Art education is also a major "workforce builder" for the state of Louisiana, says Lt. Gov. Mitch Landrieu, one of the leading proponents of Broome's bill. Louisiana's cultural industry employs the second largest workforce in the state. Arts education programs create and nurture a creative workforce for the future of that industry and provide audiences for our indigenous artists. Arts education also helps develop and expand markets within Louisiana's cultural economy. "This is a transformational piece of legislation," Landrieu told the Senate Education Committee, which approved the measure. "Ten or 20 years down the road, we will look back at this legislation as a milestone in our efforts to educate great citizens."

It is important to note that BESE supports this legislation. Other supporters include the John F. Kennedy Center for Performing Arts, the Thelonious Monk Institute of Jazz Performance, New Orleans music legends Terence Blanchard and Wynton Marsalis, the Southern Arts Federation, the Louisiana Partnership for the Arts, the National Assembly of State Arts Agencies, the New Orleans Jazz and Heritage Festival and Foundation, the New Orleans Center for Creative Arts (NOCCA) and the Louisiana School for Math, Science and the Arts. "Arts education programs encourage imaginative thinking, creativity, a positive self-image, and respect for one's own cultural heritage," says Blanchard. "If we are to continue to produce the caliber of musician for which we are world-renowned, we must integrate visual and performing arts curriculum in the schools."

Marsalis adds a note that resonates across southeast Louisiana: "Now more than ever, we need art in Louisiana public schools. The state continues to hurt from Katrina, and our children need the healing that comes from active engagement in the arts."

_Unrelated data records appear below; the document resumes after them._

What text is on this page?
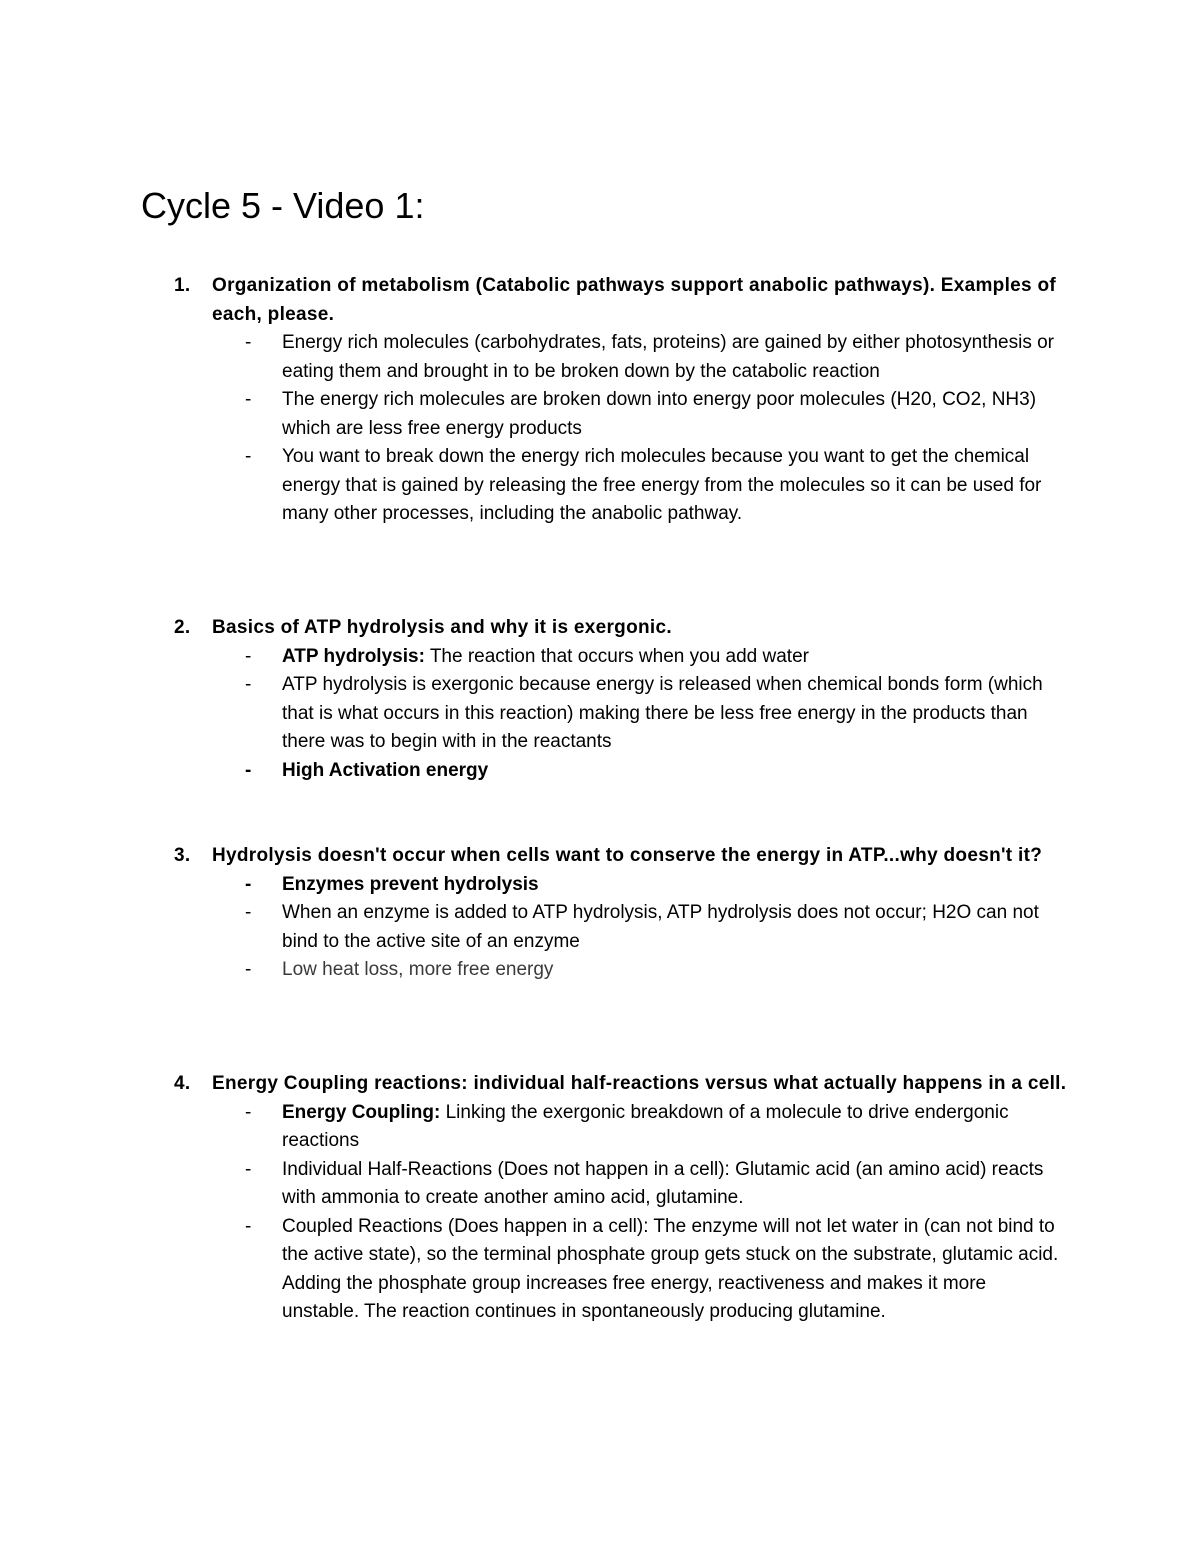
Cycle 5 - Video 1:
1. Organization of metabolism (Catabolic pathways support anabolic pathways). Examples of each, please.
- Energy rich molecules (carbohydrates, fats, proteins) are gained by either photosynthesis or eating them and brought in to be broken down by the catabolic reaction
- The energy rich molecules are broken down into energy poor molecules (H20, CO2, NH3) which are less free energy products
- You want to break down the energy rich molecules because you want to get the chemical energy that is gained by releasing the free energy from the molecules so it can be used for many other processes, including the anabolic pathway.
2. Basics of ATP hydrolysis and why it is exergonic.
- ATP hydrolysis: The reaction that occurs when you add water
- ATP hydrolysis is exergonic because energy is released when chemical bonds form (which that is what occurs in this reaction) making there be less free energy in the products than there was to begin with in the reactants
- High Activation energy
3. Hydrolysis doesn't occur when cells want to conserve the energy in ATP...why doesn't it?
- Enzymes prevent hydrolysis
- When an enzyme is added to ATP hydrolysis, ATP hydrolysis does not occur; H2O can not bind to the active site of an enzyme
- Low heat loss, more free energy
4. Energy Coupling reactions: individual half-reactions versus what actually happens in a cell.
- Energy Coupling: Linking the exergonic breakdown of a molecule to drive endergonic reactions
- Individual Half-Reactions (Does not happen in a cell): Glutamic acid (an amino acid) reacts with ammonia to create another amino acid, glutamine.
- Coupled Reactions (Does happen in a cell): The enzyme will not let water in (can not bind to the active state), so the terminal phosphate group gets stuck on the substrate, glutamic acid. Adding the phosphate group increases free energy, reactiveness and makes it more unstable. The reaction continues in spontaneously producing glutamine.
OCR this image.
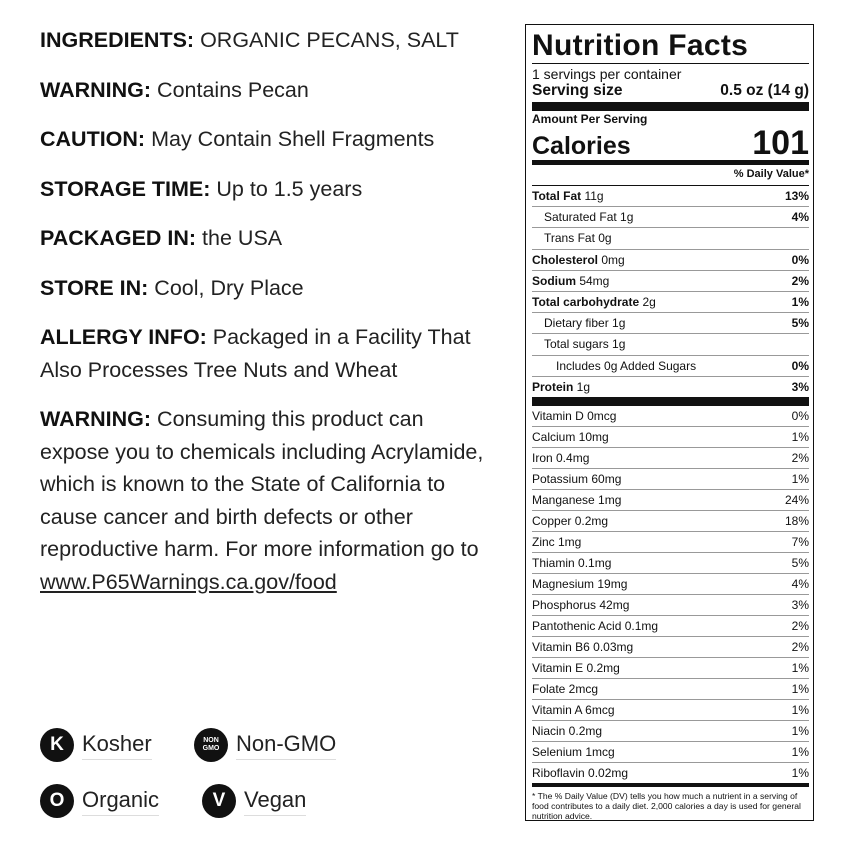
INGREDIENTS: ORGANIC PECANS, SALT

WARNING: Contains Pecan

CAUTION: May Contain Shell Fragments

STORAGE TIME: Up to 1.5 years

PACKAGED IN: the USA

STORE IN: Cool, Dry Place

ALLERGY INFO: Packaged in a Facility That Also Processes Tree Nuts and Wheat

WARNING: Consuming this product can expose you to chemicals including Acrylamide, which is known to the State of California to cause cancer and birth defects or other reproductive harm. For more information go to www.P65Warnings.ca.gov/food

K Kosher	NON
GMO Non-GMO
O Organic	V Vegan
Nutrition Facts
1 servings per container
Serving size	0.5 oz (14 g)
Amount Per Serving
Calories	101
% Daily Value*
Total Fat 11g	13%
Saturated Fat 1g	4%
Trans Fat 0g
Cholesterol 0mg	0%
Sodium 54mg	2%
Total carbohydrate 2g	1%
Dietary fiber 1g	5%
Total sugars 1g
Includes 0g Added Sugars	0%
Protein 1g	3%
Vitamin D 0mcg	0%
Calcium 10mg	1%
Iron 0.4mg	2%
Potassium 60mg	1%
Manganese 1mg	24%
Copper 0.2mg	18%
Zinc 1mg	7%
Thiamin 0.1mg	5%
Magnesium 19mg	4%
Phosphorus 42mg	3%
Pantothenic Acid 0.1mg	2%
Vitamin B6 0.03mg	2%
Vitamin E 0.2mg	1%
Folate 2mcg	1%
Vitamin A 6mcg	1%
Niacin 0.2mg	1%
Selenium 1mcg	1%
Riboflavin 0.02mg	1%
* The % Daily Value (DV) tells you how much a nutrient in a serving of food contributes to a daily diet. 2,000 calories a day is used for general nutrition advice.
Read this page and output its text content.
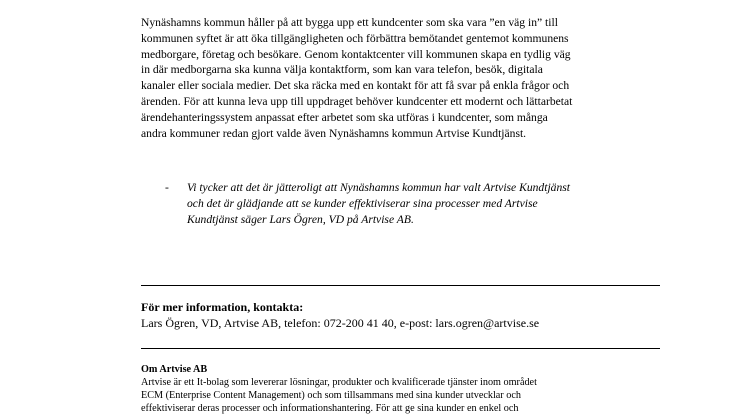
Nynäshamns kommun håller på att bygga upp ett kundcenter som ska vara ”en väg in” till
kommunen syftet är att öka tillgängligheten och förbättra bemötandet gentemot kommunens
medborgare, företag och besökare. Genom kontaktcenter vill kommunen skapa en tydlig väg
in där medborgarna ska kunna välja kontaktform, som kan vara telefon, besök, digitala
kanaler eller sociala medier. Det ska räcka med en kontakt för att få svar på enkla frågor och
ärenden. För att kunna leva upp till uppdraget behöver kundcenter ett modernt och lättarbetat
ärendehanteringssystem anpassat efter arbetet som ska utföras i kundcenter, som många
andra kommuner redan gjort valde även Nynäshamns kommun Artvise Kundtjänst.

-	Vi tycker att det är jätteroligt att Nynäshamns kommun har valt Artvise Kundtjänst
och det är glädjande att se kunder effektiviserar sina processer med Artvise
Kundtjänst säger Lars Ögren, VD på Artvise AB.

För mer information, kontakta:

Lars Ögren, VD, Artvise AB, telefon: 072-200 41 40, e-post: lars.ogren@artvise.se

Om Artvise AB

Artvise är ett It-bolag som levererar lösningar, produkter och kvalificerade tjänster inom området
ECM (Enterprise Content Management) och som tillsammans med sina kunder utvecklar och
effektiviserar deras processer och informationshantering. För att ge sina kunder en enkel och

Broome's bill cleared the Senate unanimously, and the House Education Committee likewise gave it unanimous approval. It was scheduled to be heard by the House Appropriations Committee on Monday (June 18). Lawmakers must adjourn by next Thursday (June 28), which does not leave much time for the most important measures to be considered. We urge House members to join their Senate counterparts by giving their unanimous approval to this far-reaching bill. The arts are an integral part of Louisiana's enduring culture. Our children deserve a chance to nurture and enrich that legacy.